Chapter Twenty-eight

The trail took the path of least resistance and meandered over the uneven landscape. It went around rocks, fallen trees, and changes in the terrain. Originally, it had been wide enough for two people, but the greenery had encroached on it. In six months, the jungle would close it up, like a healed wound.

By noon, we were exhausted, overheated, and deep in the island’s interior. We stopped at a clearing cut by a spring-fed stream, where we drank and rested in the shade. Strange sounds told us of many curious animals lurking just out of sight. Birds with cries like mocking laughter watched us from high in the trees. Hungry biting insects sought our skin.

“He’s probably dead, you know,” Jane said. She reclined against a tree with her eyes closed. A spot of blood had soaked through the bandage on her thigh, and she kept one hand waving to chase the flies away from it. If she was in pain, it didn’t show.

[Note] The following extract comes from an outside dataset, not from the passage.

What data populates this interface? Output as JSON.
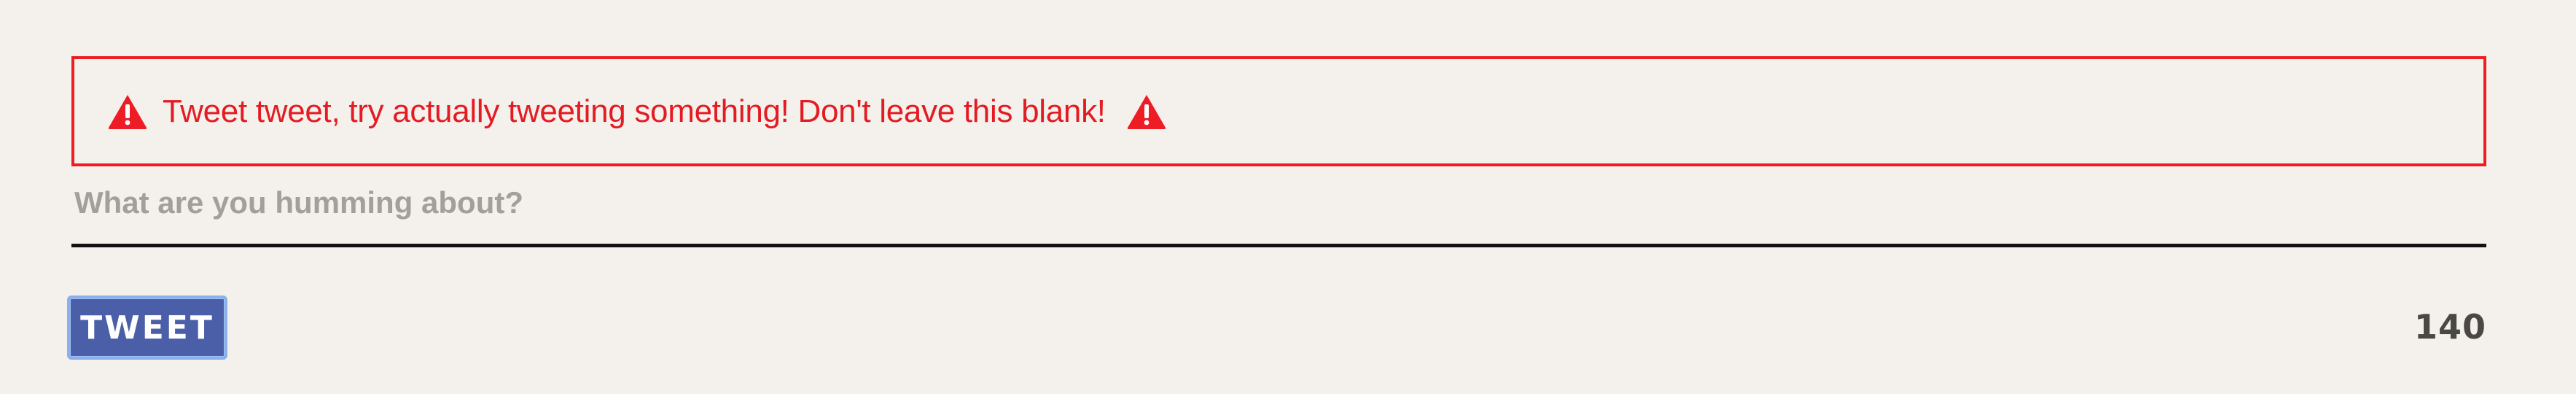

“Who’s probably dead?” Duncan asked as he took off his tunic, dunked it in the creek, and wiped his face with it. He had scars along his lower back and, by implication, his buttocks. I’d seen those kind of marks before: the physical sign of his foster parents’ tender care.

“Black Edward,” Jane said. “That’s our luck. I bet he died yesterday.”

“Now who needs some optimism?” I said.

She was undeterred. “If we’re extremely lucky, we’ll find his corpse. Although the maggots have likely made short work of him in this heat. He’s probably mostly liquid.”

I nudged her. “You’re a ray of sunshine, you know that?”

She laughed, but her voice was tight. “I’m ready for this leak in my damn leg to stop, that’s what I am.”

Duncan checked to make sure Clift and Dietz, the only ones unaware of his parentage, were too far away to overhear. “I hope he’s not dead. I’ve finally worked out what I’m going to say to him.” I waited, but he didn’t elaborate.

“Just bloody great,” Dietz said as he emerged barefoot from the stream, holding his battered boots. “No one to fight and nothing to loot. Tell me again why I volunteered for this chickenshit boarding party?”

“Because you thought there’d be someone to fight and something to loot,” Clift said. He stood watchfully in the shade while we rested. He was on alert, but hadn’t said why.